Super-sampling is only applied at one place in the algorithm, where image warping occurs, which is the only place the image-to-warp is used at all. It does not matter how large the image-to-warp is, so super-sampling does not slow down the image warp, it only improves quality.
It seems to help most on images that have many fine details, a spiderweb of ocean waves, powerlines and so on. Based on the images used in synthetic tests, it can consistently make the difference between finding the correct transform, and diverging and failing.
Both approaches should be used because they are both cheap and both provide noticeable quality improvements. Bicubic Interpolation is how a good resampler hallucinates what happens between pixels. Super-Sampling provides more real data that happens between the pixels.
Comparing the impact of the two, super-sampling has a significantly larger impact on quality than the interpolation method used, which makes sense because it's introducing new real data. Bicubic interpolation improves accuracy on synthetic tests by about 25%. Super-sampling makes a massive 400% improvement in accuracy.
Bicubic interpolation is performed during image warping, which is done in the inner loop of Lucas-Kanade, and its cost increases with iteration count and image size. It reads from 4x4 pixels for each output pixel instead of 2x2 for bilinear sampling. It then computes a different kernel on the fly for each of these pixels using a mathematical function. Bicubic Spline is a popular choice, though Lanczos2 implemented with fast sinc() approximations provides a noticeably better result.
Super-sampling is performed once during pyramid creation, and increases the cost of forming the pyramid by 4x, but its cost does not increase after that point.
Bicubic interpolation is cheap to perform on the first few layers of the pyramid that are low resolution, so is certainly a good idea there. It is less clear if bicubic interpolation is a good idea to apply near the full resolution of the image as running more iterations might improve quality more for the same amount of processing time.
The number of iterations at each layer of the pyramid, and the target error make a huge difference in the rate of convergence. So making that inner loop as cheap and fast as possible is a good idea.

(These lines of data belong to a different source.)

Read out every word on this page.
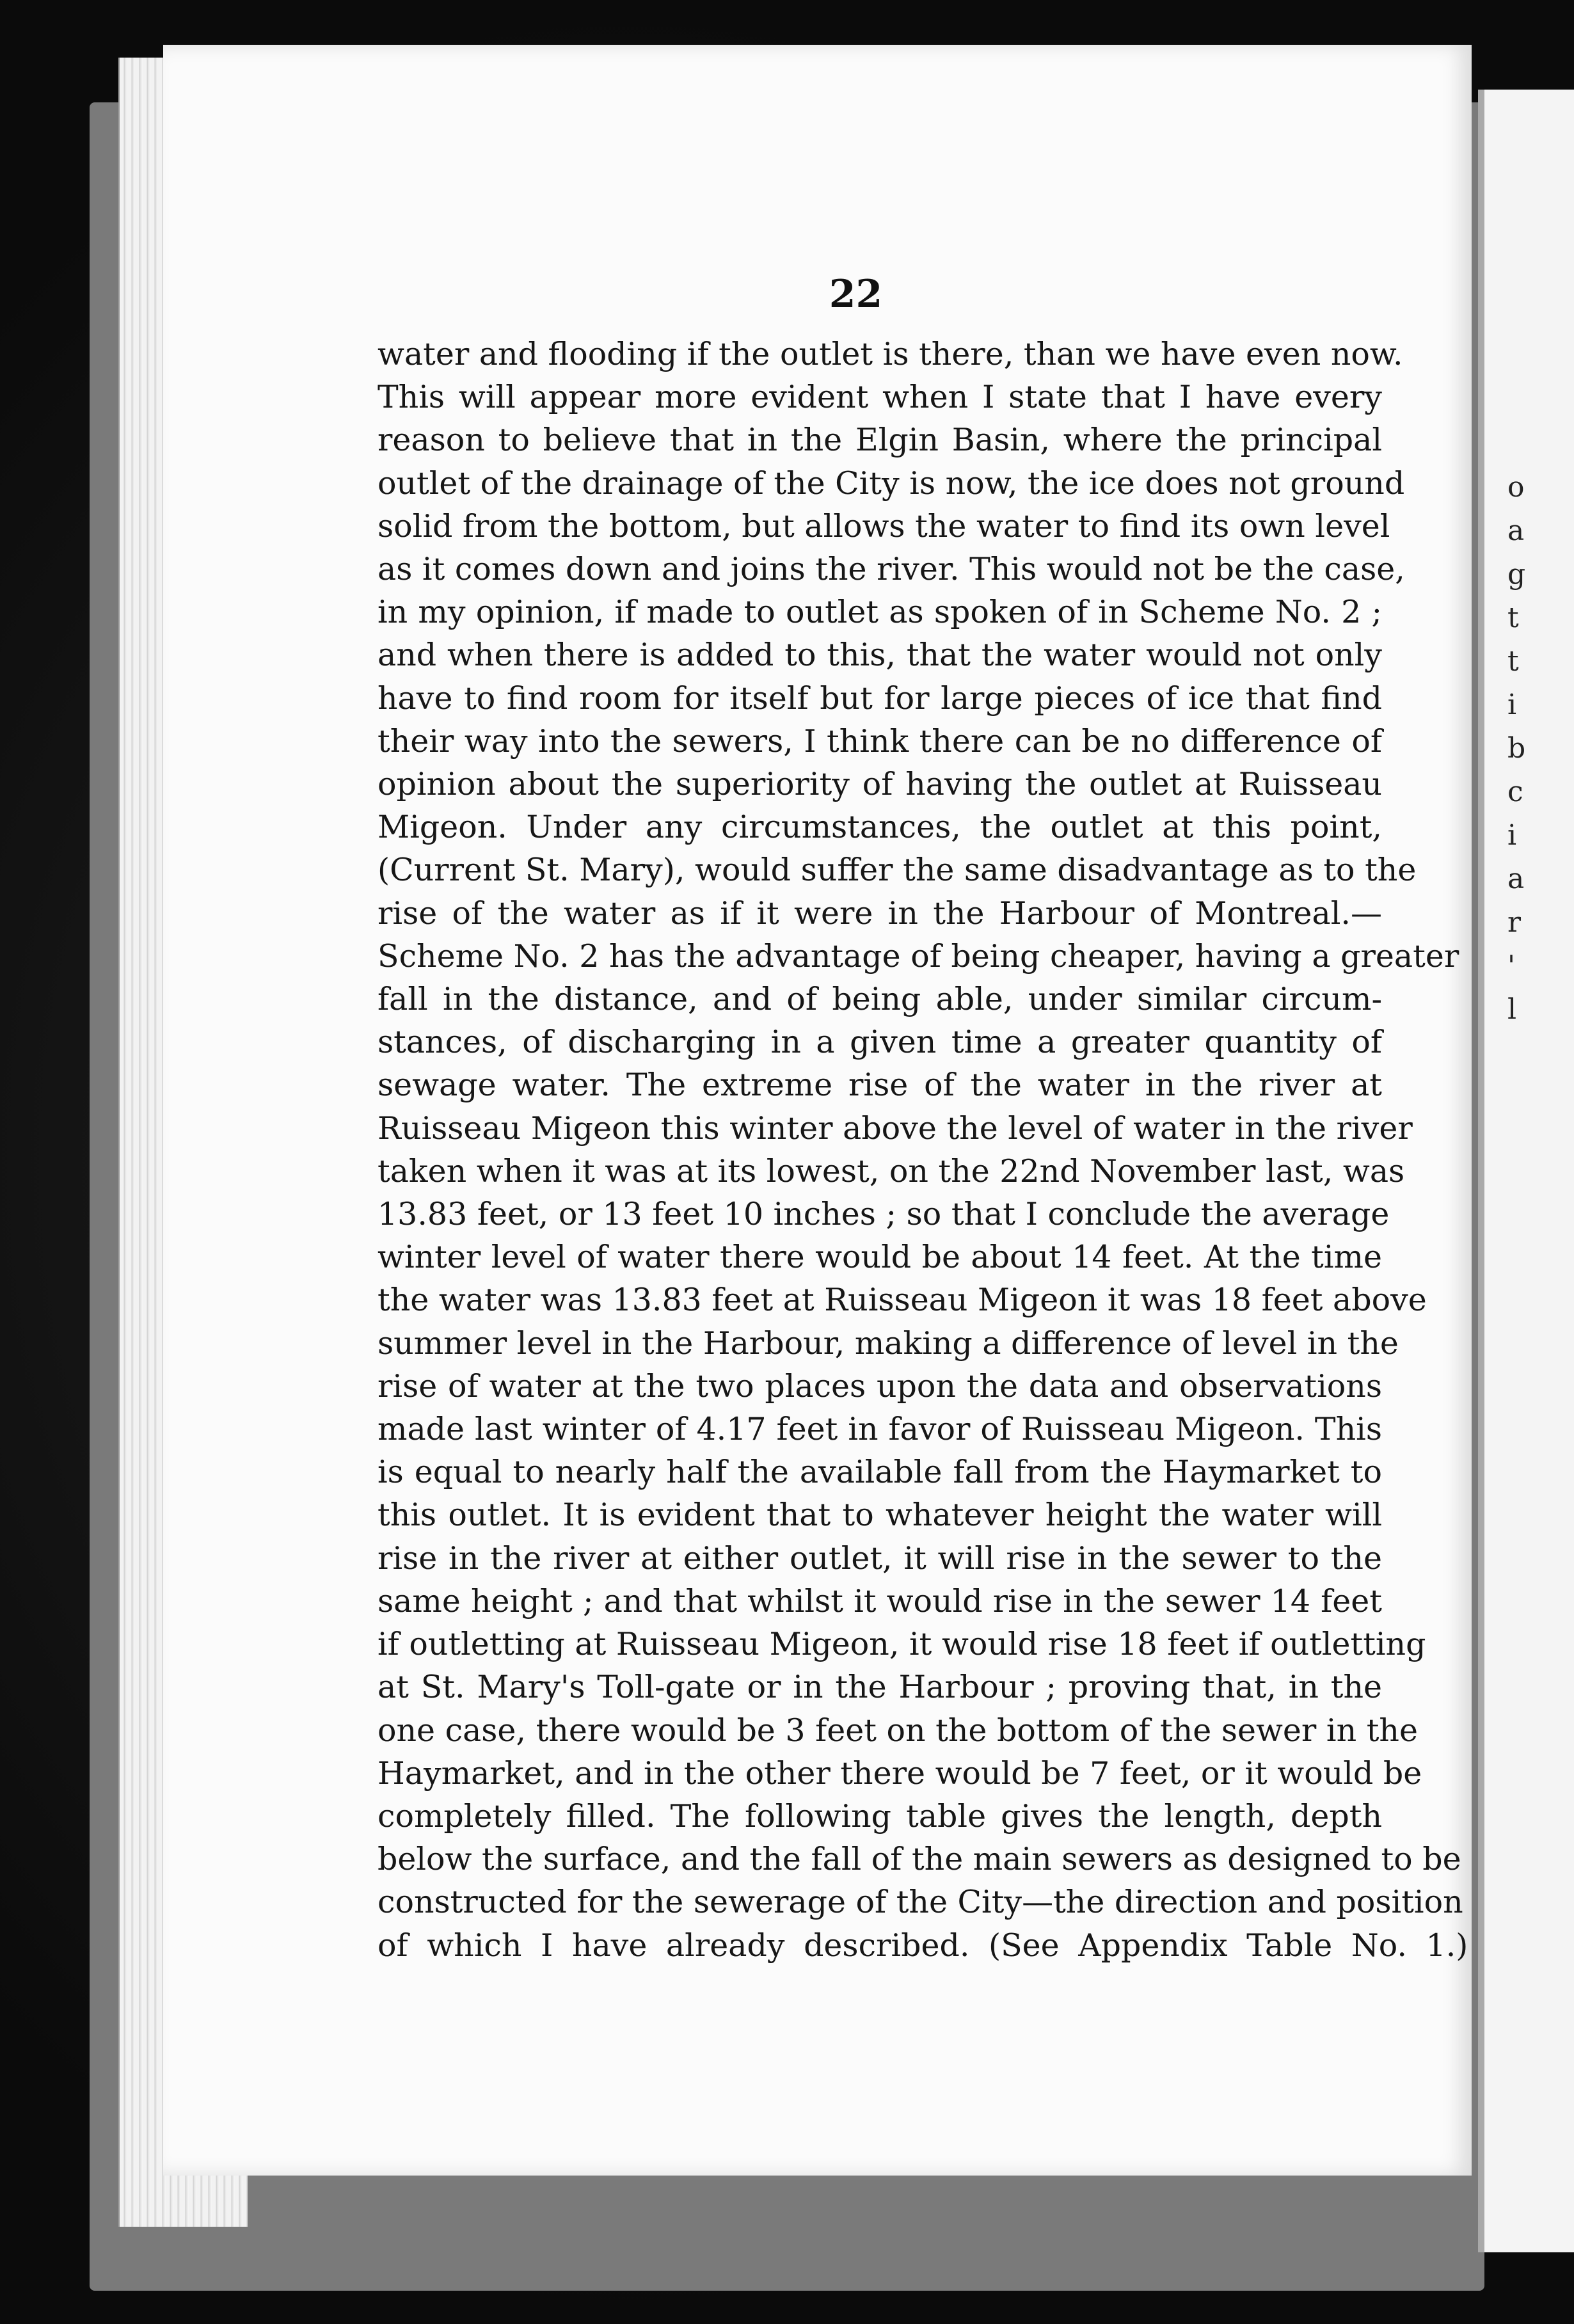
o
a
g
t
t
i
b
c
i
a
r
'
l
22
water and flooding if the outlet is there, than we have even now.
This will appear more evident when I state that I have every
reason to believe that in the Elgin Basin, where the principal
outlet of the drainage of the City is now, the ice does not ground
solid from the bottom, but allows the water to find its own level
as it comes down and joins the river. This would not be the case,
in my opinion, if made to outlet as spoken of in Scheme No. 2 ;
and when there is added to this, that the water would not only
have to find room for itself but for large pieces of ice that find
their way into the sewers, I think there can be no difference of
opinion about the superiority of having the outlet at Ruisseau
Migeon. Under any circumstances, the outlet at this point,
(Current St. Mary), would suffer the same disadvantage as to the
rise of the water as if it were in the Harbour of Montreal.—
Scheme No. 2 has the advantage of being cheaper, having a greater
fall in the distance, and of being able, under similar circum-
stances, of discharging in a given time a greater quantity of
sewage water. The extreme rise of the water in the river at
Ruisseau Migeon this winter above the level of water in the river
taken when it was at its lowest, on the 22nd November last, was
13.83 feet, or 13 feet 10 inches ; so that I conclude the average
winter level of water there would be about 14 feet. At the time
the water was 13.83 feet at Ruisseau Migeon it was 18 feet above
summer level in the Harbour, making a difference of level in the
rise of water at the two places upon the data and observations
made last winter of 4.17 feet in favor of Ruisseau Migeon. This
is equal to nearly half the available fall from the Haymarket to
this outlet. It is evident that to whatever height the water will
rise in the river at either outlet, it will rise in the sewer to the
same height ; and that whilst it would rise in the sewer 14 feet
if outletting at Ruisseau Migeon, it would rise 18 feet if outletting
at St. Mary's Toll-gate or in the Harbour ; proving that, in the
one case, there would be 3 feet on the bottom of the sewer in the
Haymarket, and in the other there would be 7 feet, or it would be
completely filled. The following table gives the length, depth
below the surface, and the fall of the main sewers as designed to be
constructed for the sewerage of the City—the direction and position
of which I have already described. (See Appendix Table No. 1.)
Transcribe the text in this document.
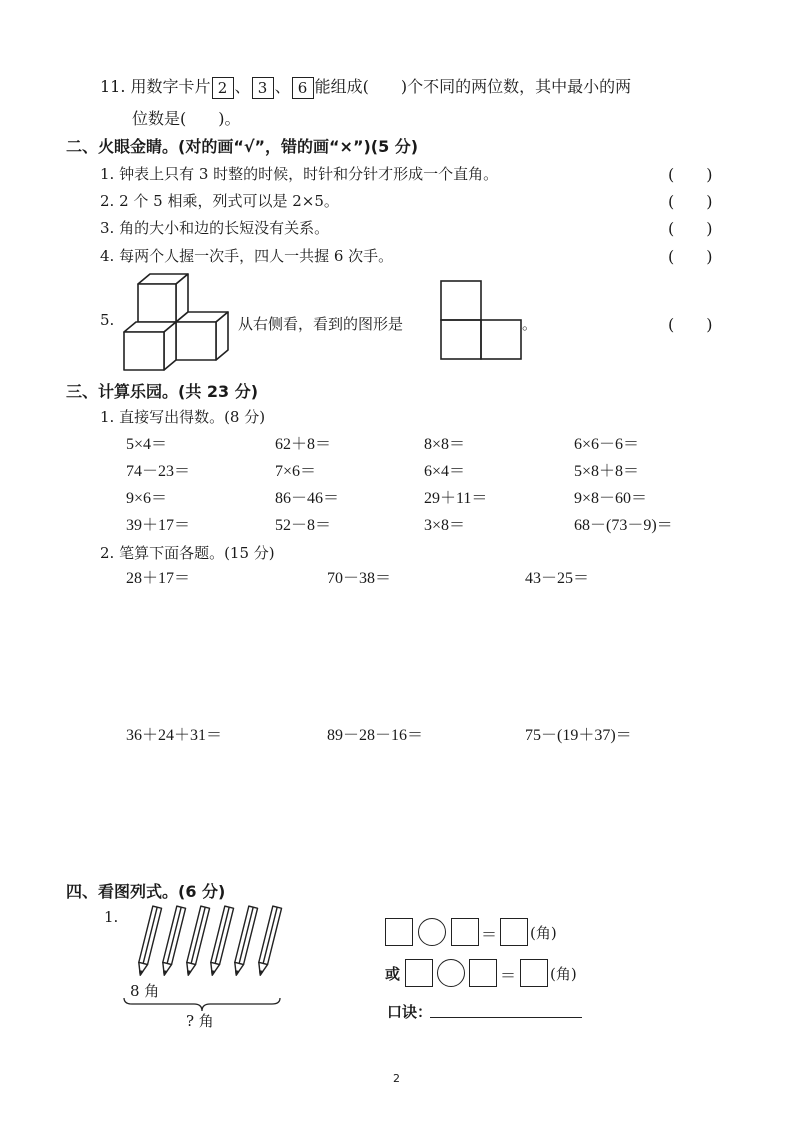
11. 用数字卡片 2 、 3 、 6 能组成(　　)个不同的两位数，其中最小的两
位数是(　　)。
二、火眼金睛。(对的画“√”，错的画“×”)(5 分)
1. 钟表上只有 3 时整的时候，时针和分针才形成一个直角。	(　　)
2. 2 个 5 相乘，列式可以是 2×5。	(　　)
3. 角的大小和边的长短没有关系。	(　　)
4. 每两个人握一次手，四人一共握 6 次手。	(　　)
5.	从右侧看，看到的图形是	。	(　　)
三、计算乐园。(共 23 分)
1. 直接写出得数。(8 分)
5×4＝	62＋8＝	8×8＝	6×6－6＝
74－23＝	7×6＝	6×4＝	5×8＋8＝
9×6＝	86－46＝	29＋11＝	9×8－60＝
39＋17＝	52－8＝	3×8＝	68－(73－9)＝
2. 笔算下面各题。(15 分)
28＋17＝	70－38＝	43－25＝
36＋24＋31＝	89－28－16＝	75－(19＋37)＝
四、看图列式。(6 分)
1.
8 角
? 角
＝ (角)
或	＝ (角)
口诀：
2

Reducing the number of parameters to estimate also has a huge impact. It is mentioned in several of the references that estimating for 2-point parameterization instead of 4-point parameterization yields more accurate results, when fewer points can be used. Also each parameter to estimate is another inner loop image dot product, so reducing parameters proportionally reduces the cost of the inner loop, and thus allowing more iterations for better convergence.